War Photographer

Cards (5)

  • War Photographer is a poem written by Carol Ann Duffy. The genre of this poem is war poetry as it follows the return of a war photographer bringing back home with him the horrific images he has captured. The poem goes into detail about the photographers' need to carry out his important job and the mental and psychological effects this has inflicted on him. LINK! Duffy uses a variety of techniques throughout the poem such as sibilance, metaphors and imagery.
  • In his dark room he is finally alone. 

    The poem explores the terrible memories the photographer has brought back with him from the warzone. In stanza one the poet states "in his dark room he is finally alone" The metaphor for "dark room" is the photographer's mind. Duffy describes his mind as dark which can have connotations of being depressed and could also be a reference to the dark thoughts the photographer is having.
  • The only light is red

    This quote links to "the only light is red" The light that is being referred to is the light that helps to create the photos the photographer has taken but it can be assumed from the connotations of red being violence, blood, and danger that the photographer's safe place, his mind, is now being infected by the conflict of war as he cannot rid his troubled thoughts and what he has seen during the multitude of wars.
  • Spools of suffering set out in ordered rows
    The poem explores the lasting effects of war. Stanza one when the poet uses the phrase "SOSSOIOR" the repeated "s" is an example of sibilance. It has the effect of elongating the word suffering as if it is spreading and infecting the whole poem.

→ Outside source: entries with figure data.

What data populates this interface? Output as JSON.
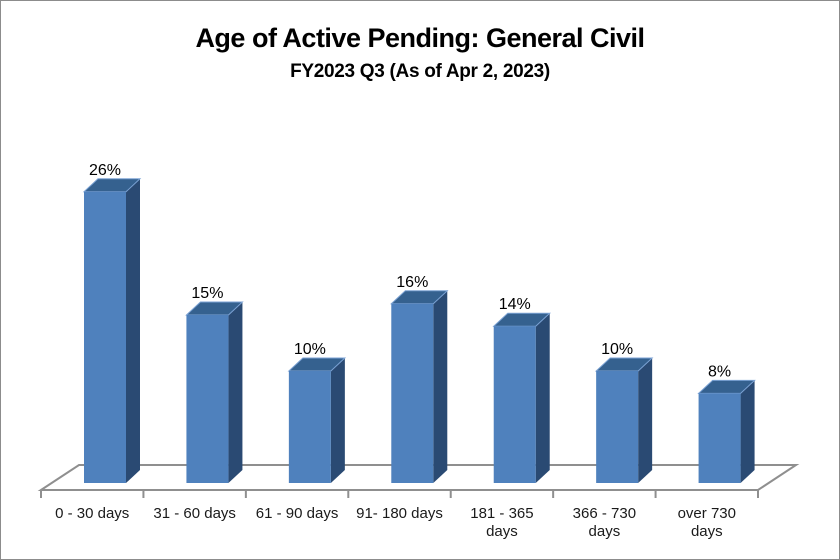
{
  "frame": {
    "background": "#ffffff",
    "border_color": "#8c8c8c"
  },
  "chart_data": {
    "type": "bar",
    "style": "3d-column",
    "title": "Age of Active Pending: General Civil",
    "subtitle": "FY2023 Q3 (As of Apr 2, 2023)",
    "categories": [
      "0 - 30 days",
      "31 - 60 days",
      "61 - 90 days",
      "91- 180 days",
      "181 - 365 days",
      "366 - 730 days",
      "over 730 days"
    ],
    "values": [
      26,
      15,
      10,
      16,
      14,
      10,
      8
    ],
    "value_labels": [
      "26%",
      "15%",
      "10%",
      "16%",
      "14%",
      "10%",
      "8%"
    ],
    "xlabel": "",
    "ylabel": "",
    "legend": "none",
    "gridlines": "none",
    "y_axis_visible": false,
    "colors": {
      "bar_front": "#4f81bd",
      "bar_top": "#35618f",
      "bar_side": "#2a4a73",
      "bar_edge_highlight": "#7ba2d4",
      "axis_line": "#8f8f8f",
      "value_label": "#000000",
      "category_label": "#1a1a1a"
    }
  }
}
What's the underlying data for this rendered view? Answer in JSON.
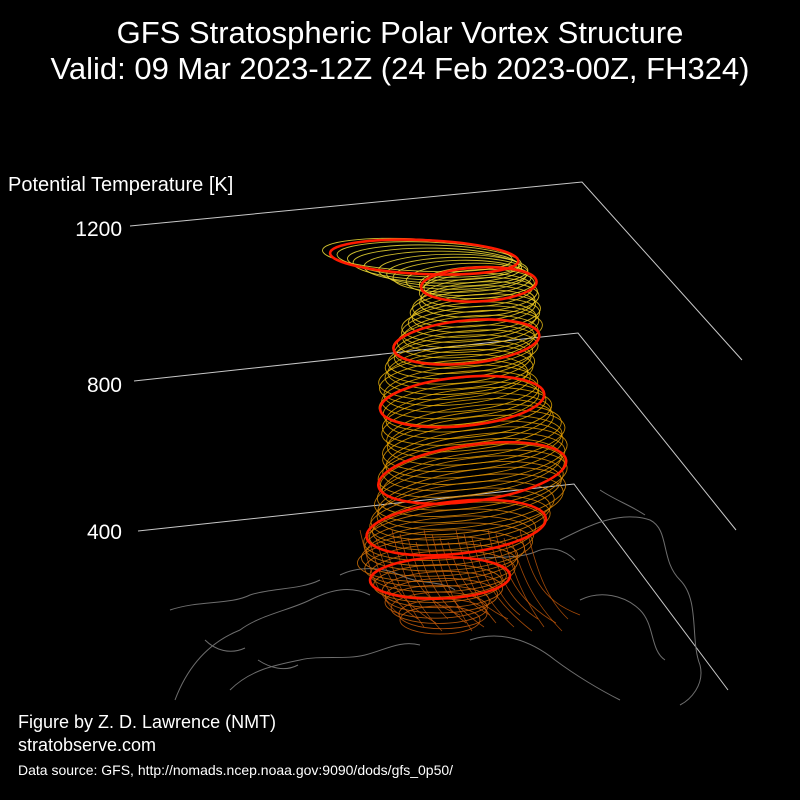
{
  "title_line1": "GFS Stratospheric Polar Vortex Structure",
  "title_line2": "Valid: 09 Mar 2023-12Z  (24 Feb 2023-00Z, FH324)",
  "chart_data": {
    "type": "3d-isosurface",
    "zlabel": "Potential Temperature [K]",
    "z_ticks": [
      400,
      800,
      1200
    ],
    "colors": {
      "grid": "#c8c8c8",
      "coast": "#6e6e6e",
      "vortex_low": "#c85a0a",
      "vortex_mid": "#e6a800",
      "vortex_high": "#f2e23a",
      "edge": "#ff1a00"
    }
  },
  "credits": {
    "author": "Figure by Z. D. Lawrence (NMT)",
    "site": "stratobserve.com",
    "source": "Data source: GFS, http://nomads.ncep.noaa.gov:9090/dods/gfs_0p50/"
  }
}
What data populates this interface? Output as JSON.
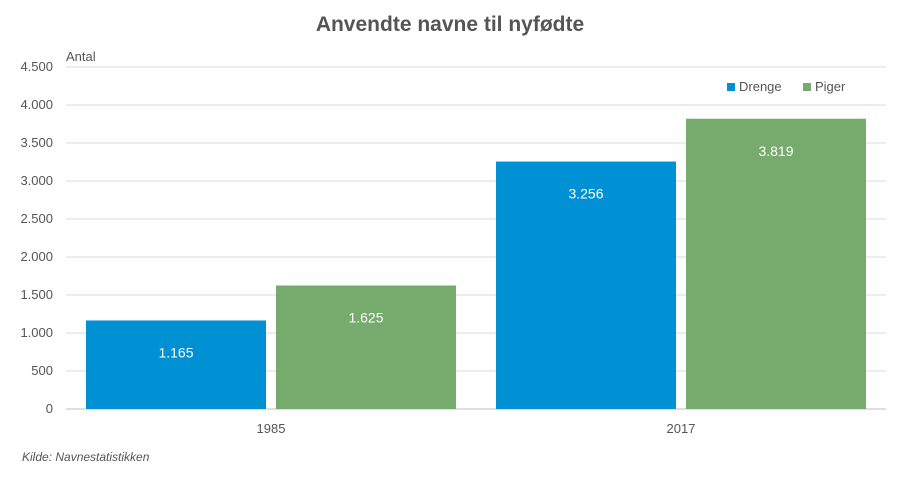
{
  "chart_data": {
    "type": "bar",
    "title": "Anvendte navne til nyfødte",
    "ylabel": "Antal",
    "xlabel": "",
    "categories": [
      "1985",
      "2017"
    ],
    "series": [
      {
        "name": "Drenge",
        "values": [
          1165,
          3256
        ],
        "labels": [
          "1.165",
          "3.256"
        ],
        "color": "#0091D5"
      },
      {
        "name": "Piger",
        "values": [
          1625,
          3819
        ],
        "labels": [
          "1.625",
          "3.819"
        ],
        "color": "#77AB6E"
      }
    ],
    "ylim": [
      0,
      4500
    ],
    "yticks": [
      0,
      500,
      1000,
      1500,
      2000,
      2500,
      3000,
      3500,
      4000,
      4500
    ],
    "ytick_labels": [
      "0",
      "500",
      "1.000",
      "1.500",
      "2.000",
      "2.500",
      "3.000",
      "3.500",
      "4.000",
      "4.500"
    ],
    "grid": true,
    "legend_position": "top-right",
    "source": "Kilde: Navnestatistikken"
  },
  "colors": {
    "gridline": "#d9d9d9",
    "axis": "#bfbfbf",
    "text": "#555555"
  }
}
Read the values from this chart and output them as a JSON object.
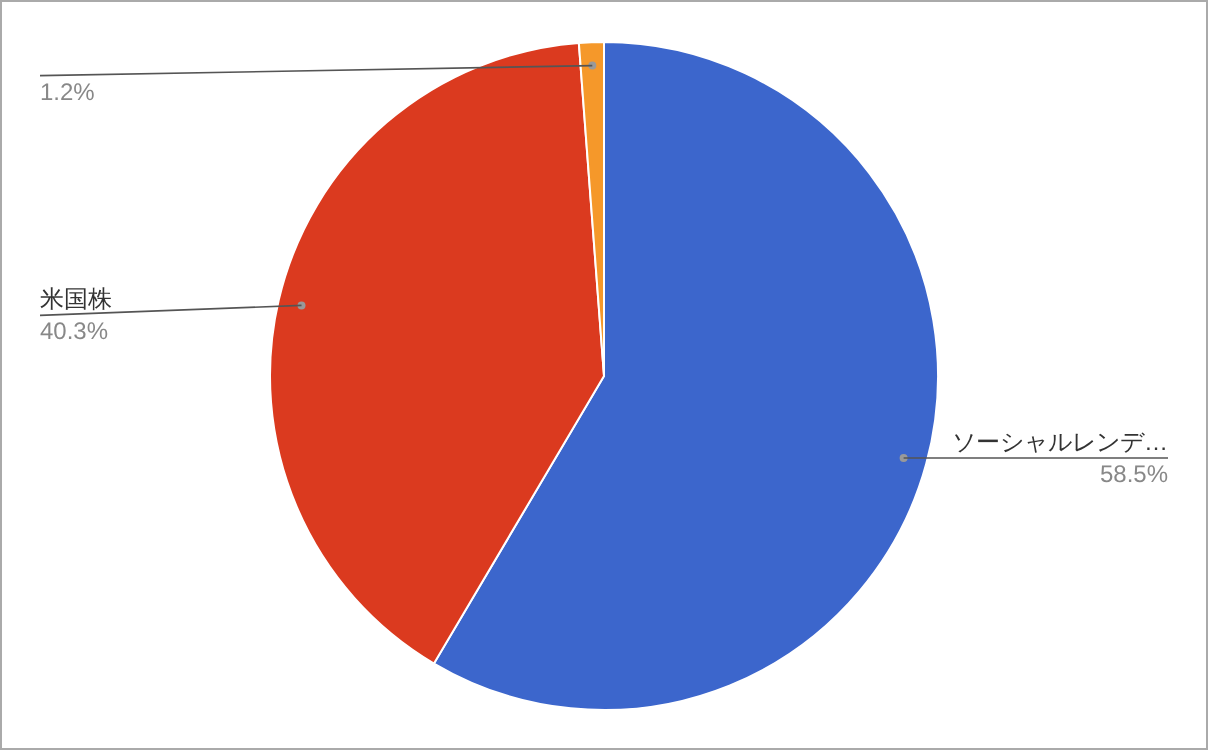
{
  "chart_data": {
    "type": "pie",
    "categories": [
      "ソーシャルレンデ…",
      "米国株",
      null
    ],
    "values": [
      58.5,
      40.3,
      1.2
    ],
    "colors": [
      "#3c66cc",
      "#db3a1f",
      "#f5982a"
    ],
    "value_labels": [
      "58.5%",
      "40.3%",
      "1.2%"
    ]
  }
}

It is as if the photographer is being haunted by the suffering he witnessed in the war.
  • set out in ordered rows

    Also Duffy describes the spools as being "set out in ordered rows" These spools are full of the chaos of war, a chaos which the photographer has been forced to witness. By ordering the spools, it is as if he is trying to order and make sense of the terrible, traumatic images he has been compelled to capture.